The US, Norway, and Australia were the first to lift sanctions against Myanmar, with the EU and Canada following suit. And it is likely that Myanmar’s democratic reforms will be rewarded with billions of dollars worth of loans, grants and aid.

The stance of these developed nations is unequivocal: democracy is what counts. But research into the history of international financial lending shows that this has not always been the case.

According to the finance minister, most of Myanmar’s debt (US$ 8.4 billion out of a total US$11 billion) was accumulated between 1962 and 1988. This was when General Ne Win ruled the country through political oppression and implemented a bizarre socialist economy. Lenders included the World Bank, the Asian Development Bank, the US, Japan, Germany, Finland, Norway and Australia.

Ne Win’s government borrowed money to promote industrial development in order to catch up with neighbouring and industrial nations. Officials — Ne Win included — firmly believed that they were doing the right thing for the country.

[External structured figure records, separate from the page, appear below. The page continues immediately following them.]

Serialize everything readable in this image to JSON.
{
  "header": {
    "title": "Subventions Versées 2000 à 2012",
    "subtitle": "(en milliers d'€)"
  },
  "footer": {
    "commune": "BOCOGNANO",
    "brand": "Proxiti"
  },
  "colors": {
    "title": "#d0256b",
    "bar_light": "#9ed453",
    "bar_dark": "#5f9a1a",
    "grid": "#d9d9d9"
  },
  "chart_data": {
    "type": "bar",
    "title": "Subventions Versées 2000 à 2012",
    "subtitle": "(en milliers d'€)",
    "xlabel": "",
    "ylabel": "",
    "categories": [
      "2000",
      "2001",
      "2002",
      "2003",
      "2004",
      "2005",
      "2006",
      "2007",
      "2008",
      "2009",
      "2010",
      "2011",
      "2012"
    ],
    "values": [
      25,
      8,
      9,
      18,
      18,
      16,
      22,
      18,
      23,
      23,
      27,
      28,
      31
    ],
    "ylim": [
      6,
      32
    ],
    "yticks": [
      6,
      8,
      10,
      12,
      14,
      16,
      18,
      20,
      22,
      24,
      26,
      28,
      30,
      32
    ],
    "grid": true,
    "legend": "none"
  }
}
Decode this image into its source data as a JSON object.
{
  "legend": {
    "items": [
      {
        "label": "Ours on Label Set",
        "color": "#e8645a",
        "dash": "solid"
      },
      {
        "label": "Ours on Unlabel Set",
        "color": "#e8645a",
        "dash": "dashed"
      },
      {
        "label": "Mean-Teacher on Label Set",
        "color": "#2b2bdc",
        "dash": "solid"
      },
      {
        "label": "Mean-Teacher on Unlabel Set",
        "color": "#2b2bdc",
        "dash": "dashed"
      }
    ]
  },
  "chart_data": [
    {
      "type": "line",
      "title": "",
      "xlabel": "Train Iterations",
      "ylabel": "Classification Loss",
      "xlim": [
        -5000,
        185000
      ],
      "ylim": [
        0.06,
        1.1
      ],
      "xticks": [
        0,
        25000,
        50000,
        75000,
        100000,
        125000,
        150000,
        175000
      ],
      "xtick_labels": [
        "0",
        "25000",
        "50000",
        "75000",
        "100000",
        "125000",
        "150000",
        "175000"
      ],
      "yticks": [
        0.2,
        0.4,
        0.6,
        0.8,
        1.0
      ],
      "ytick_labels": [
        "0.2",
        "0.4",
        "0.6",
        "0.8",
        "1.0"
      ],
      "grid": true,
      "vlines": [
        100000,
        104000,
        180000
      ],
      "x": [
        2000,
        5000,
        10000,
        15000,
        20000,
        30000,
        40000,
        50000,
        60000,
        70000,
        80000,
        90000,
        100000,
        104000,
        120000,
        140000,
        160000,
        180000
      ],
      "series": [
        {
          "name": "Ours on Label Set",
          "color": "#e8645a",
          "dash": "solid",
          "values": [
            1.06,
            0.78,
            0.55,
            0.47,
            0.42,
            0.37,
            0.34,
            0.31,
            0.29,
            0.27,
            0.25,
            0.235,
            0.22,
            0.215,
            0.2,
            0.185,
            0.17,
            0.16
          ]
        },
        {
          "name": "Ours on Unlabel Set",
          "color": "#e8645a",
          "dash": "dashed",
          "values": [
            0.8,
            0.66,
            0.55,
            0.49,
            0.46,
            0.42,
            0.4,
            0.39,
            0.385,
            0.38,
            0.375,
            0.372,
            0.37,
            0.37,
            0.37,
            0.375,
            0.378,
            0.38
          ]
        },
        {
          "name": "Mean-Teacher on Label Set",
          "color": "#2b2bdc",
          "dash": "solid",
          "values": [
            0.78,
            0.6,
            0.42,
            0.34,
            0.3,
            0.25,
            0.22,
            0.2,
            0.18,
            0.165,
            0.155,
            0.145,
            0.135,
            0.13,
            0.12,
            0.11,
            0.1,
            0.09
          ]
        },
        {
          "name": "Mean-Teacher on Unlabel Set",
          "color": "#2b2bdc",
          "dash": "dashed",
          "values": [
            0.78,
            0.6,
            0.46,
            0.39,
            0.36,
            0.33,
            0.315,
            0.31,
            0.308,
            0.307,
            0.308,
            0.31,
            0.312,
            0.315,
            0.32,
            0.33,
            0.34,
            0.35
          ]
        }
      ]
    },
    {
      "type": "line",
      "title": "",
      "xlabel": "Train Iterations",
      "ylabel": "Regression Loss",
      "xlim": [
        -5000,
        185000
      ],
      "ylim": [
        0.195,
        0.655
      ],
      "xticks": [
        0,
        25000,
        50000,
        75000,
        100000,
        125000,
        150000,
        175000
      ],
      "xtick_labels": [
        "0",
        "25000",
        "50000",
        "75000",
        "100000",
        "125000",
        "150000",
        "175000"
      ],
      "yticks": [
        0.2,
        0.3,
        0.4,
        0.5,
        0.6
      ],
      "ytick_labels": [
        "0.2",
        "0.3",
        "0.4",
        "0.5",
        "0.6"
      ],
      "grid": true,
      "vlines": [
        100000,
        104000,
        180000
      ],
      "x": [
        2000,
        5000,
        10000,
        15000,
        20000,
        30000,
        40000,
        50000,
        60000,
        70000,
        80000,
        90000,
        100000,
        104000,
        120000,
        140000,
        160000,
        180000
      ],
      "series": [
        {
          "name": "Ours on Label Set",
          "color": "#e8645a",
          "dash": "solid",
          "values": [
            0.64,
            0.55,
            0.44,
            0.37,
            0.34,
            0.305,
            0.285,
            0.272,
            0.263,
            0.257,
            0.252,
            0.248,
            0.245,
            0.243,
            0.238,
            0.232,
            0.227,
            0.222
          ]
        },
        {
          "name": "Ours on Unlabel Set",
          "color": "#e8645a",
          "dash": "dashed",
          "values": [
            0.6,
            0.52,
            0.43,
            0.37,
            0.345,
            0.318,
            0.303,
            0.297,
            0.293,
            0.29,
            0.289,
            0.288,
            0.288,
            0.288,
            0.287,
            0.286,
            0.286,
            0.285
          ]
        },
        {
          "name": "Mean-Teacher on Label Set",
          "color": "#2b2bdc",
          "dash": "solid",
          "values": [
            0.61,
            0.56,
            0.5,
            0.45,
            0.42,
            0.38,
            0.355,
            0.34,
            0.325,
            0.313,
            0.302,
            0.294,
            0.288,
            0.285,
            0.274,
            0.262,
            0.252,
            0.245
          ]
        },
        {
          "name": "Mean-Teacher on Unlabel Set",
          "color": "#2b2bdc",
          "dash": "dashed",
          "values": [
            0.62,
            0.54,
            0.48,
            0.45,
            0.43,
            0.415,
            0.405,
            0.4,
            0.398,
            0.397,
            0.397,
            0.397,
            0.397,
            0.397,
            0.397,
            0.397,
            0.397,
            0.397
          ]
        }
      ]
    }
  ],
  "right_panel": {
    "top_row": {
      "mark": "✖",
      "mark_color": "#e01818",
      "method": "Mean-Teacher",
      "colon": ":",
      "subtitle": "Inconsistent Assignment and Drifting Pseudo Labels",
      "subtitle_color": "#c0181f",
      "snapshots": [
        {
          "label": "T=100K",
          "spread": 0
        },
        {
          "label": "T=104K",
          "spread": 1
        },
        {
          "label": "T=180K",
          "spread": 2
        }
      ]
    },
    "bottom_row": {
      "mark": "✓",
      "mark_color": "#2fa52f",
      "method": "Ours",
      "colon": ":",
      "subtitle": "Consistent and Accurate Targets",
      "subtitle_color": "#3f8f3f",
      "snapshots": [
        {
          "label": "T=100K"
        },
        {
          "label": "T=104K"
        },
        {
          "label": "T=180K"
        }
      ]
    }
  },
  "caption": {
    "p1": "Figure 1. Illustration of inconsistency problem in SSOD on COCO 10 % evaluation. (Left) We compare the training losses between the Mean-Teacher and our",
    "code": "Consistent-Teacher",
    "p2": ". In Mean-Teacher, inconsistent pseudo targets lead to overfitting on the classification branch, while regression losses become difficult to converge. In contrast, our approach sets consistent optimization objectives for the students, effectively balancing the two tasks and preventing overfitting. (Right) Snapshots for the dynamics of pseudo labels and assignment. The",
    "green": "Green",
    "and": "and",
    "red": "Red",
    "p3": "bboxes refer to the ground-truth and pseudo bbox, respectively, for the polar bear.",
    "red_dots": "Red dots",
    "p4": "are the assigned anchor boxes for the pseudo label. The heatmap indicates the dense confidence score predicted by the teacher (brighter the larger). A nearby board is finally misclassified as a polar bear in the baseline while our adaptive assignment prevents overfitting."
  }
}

The result, it later became clear, was that money was being spent on inefficient industries and natural resource bases that could not generate any sufficient returns. This is not surprising because the officials were trained to fight wars, not to plan the economy.

Relatively speaking, a debt of US$11 billion is not overly large compared with many other countries. But the main concern is less about the amount, than about the fact that the people of Burma did not benefit from this borrowing.

Scholars and NGOs have reported that since the 1990s the energy sector has been the major source of revenue for the military state. During the same period, many ethnic-minority communities were militarised and dispossessed of their land — and, consequently, of their livelihood — by the Burmese regime so the state could build oil and gas pipeline projects and potential hydropower dams.

But the seeds of this militarisation were already being sowed during Ne Win’s era, when the energy and natural-resource sectors (including gas, oil, mineral, dams and timber) were being developed with financial assistance from the countries that now want to see democracy in Burma.

Apart from economic aid and money for crop substitution, the US also provided aid to Ne Win in the form of helicopters and planes, which were meant to fight ethnic armed groups with opium connections including drug lord Khun Sa’s Mong Tai Army. These aircraft were used to assault villagers in territories with large ethnic minorities as part of the so-called counterinsurgency operations. This was possible because Ne Win accepted helicopters only when he was assured that the US would not be controlling how the helicopters would be used.

Japan, which provided US$6 billion of Myanmar’s total debt of US$11 billion, is the country’s main creditor, and has been heavily involved in early exploration and financing of the developing energy sector. But Japan’s role has been overshadowed by recent NGO campaigns that focus on Chinese and Thai investments in Myanmar.

Details about the government’s borrowing practices and administrative culture are not publically available yet. Although records of transactions and repayments are incomplete, it is clear that today’s supposed champions of democracy have been giving financial assistance to one of the world’s most oppressive authoritarian regimes. If developed countries are now genuinely serious about Burma’s economic growth, a first step toward future lending and aid to Myanmar must be to ensure a mechanism for transparency and accountability is put in place. Otherwise, the long-tradition of corruption will definitely enables ruling elites and their cronies to abuse and mismanage publicly borrowed money for their private profits.

Sai Latt is a PhD Candidate at Simon Fraser University, Canada.